What if each sunrise and sunset was a gift? What if each birdsong and flower petal was purposeless embellishment? What if clouds were ornamental? What if colors were perks? What if God intended them all to give pleasure?
Not to say they weren’t designed to be functional, but what if the beauty is as important as the function . . . or even more so? It’s hard to imagine God created for practicality and that aesthetics were merely the byproduct. It’s harder to imagine His declarations of goodness were based on successful configuration and not perfection in every dimension.
Couldn’t the water cycle be a massive piece of performance art? Couldn’t the earth’s orbit of the sun be an opportunity to feature the fracturing of light waves across the ultraviolet spectrum and not just an exercise in the division of day and night? Couldn’t the zebra’s stripes be for a toddler’s delight and not only for survival? Maybe the art came first, and the scientific infrastructure was built to showcase it.

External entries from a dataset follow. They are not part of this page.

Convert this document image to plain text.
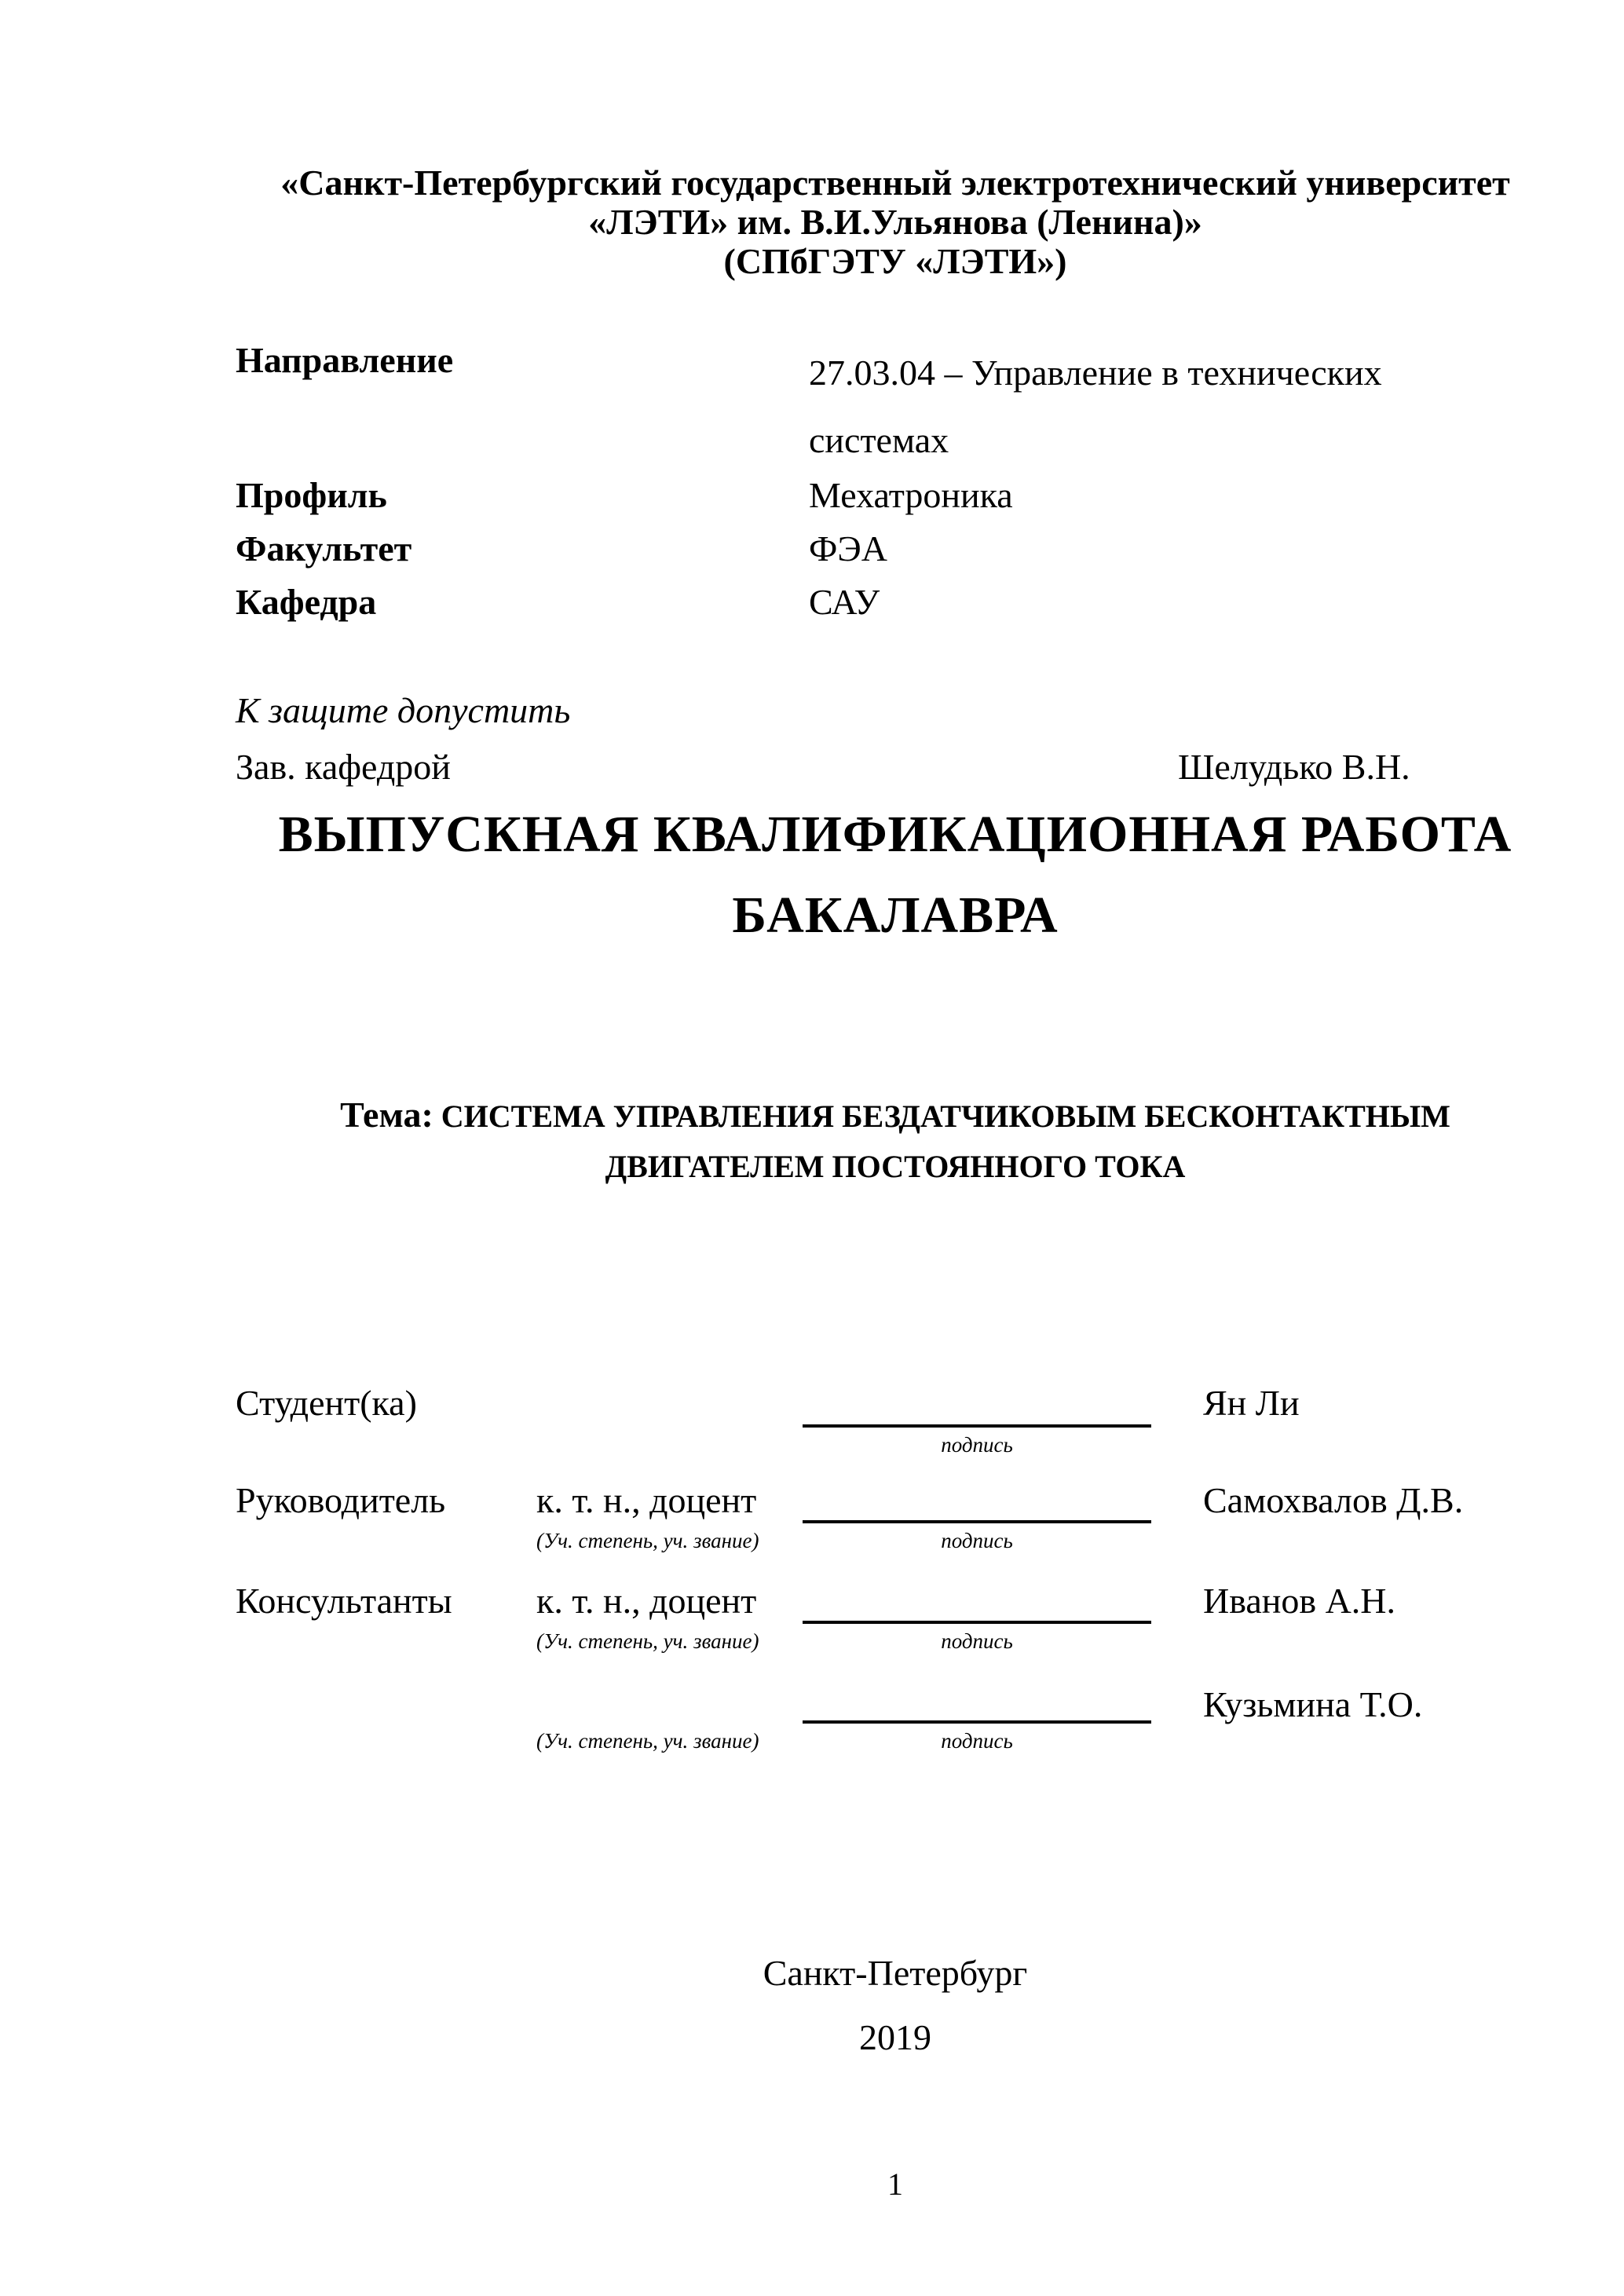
«Санкт-Петербургский государственный электротехнический университет
«ЛЭТИ» им. В.И.Ульянова (Ленина)»
(СПбГЭТУ «ЛЭТИ»)
Направление	27.03.04 – Управление в технических системах
Профиль	Мехатроника
Факультет	ФЭА
Кафедра	САУ
К защите допустить
Зав. кафедрой	Шелудько В.Н.
ВЫПУСКНАЯ КВАЛИФИКАЦИОННАЯ РАБОТА
БАКАЛАВРА
Тема: СИСТЕМА УПРАВЛЕНИЯ БЕЗДАТЧИКОВЫМ БЕСКОНТАКТНЫМ
ДВИГАТЕЛЕМ ПОСТОЯННОГО ТОКА
Студент(ка)	Ян Ли
подпись
Руководитель	к. т. н., доцент	Самохвалов Д.В.
(Уч. степень, уч. звание)	подпись
Консультанты к. т. н., доцент	Иванов А.Н.
(Уч. степень, уч. звание)	подпись
Кузьмина Т.О.
(Уч. степень, уч. звание)	подпись
Санкт-Петербург
2019
1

The more I explore the hows and whys of the world, the more the intricacies and the beauty captivate me. Science gives shape and language to the mystery but never diminishes it. Investigating nature’s marvels increases my amazement—each answered question leads to new reverence. The complexities magnify the wonder of the Creator.
It doesn’t have to be this way. Rocks don’t have to shimmer and sparkle. Running water doesn’t have to sing. But it is this way. And it is good.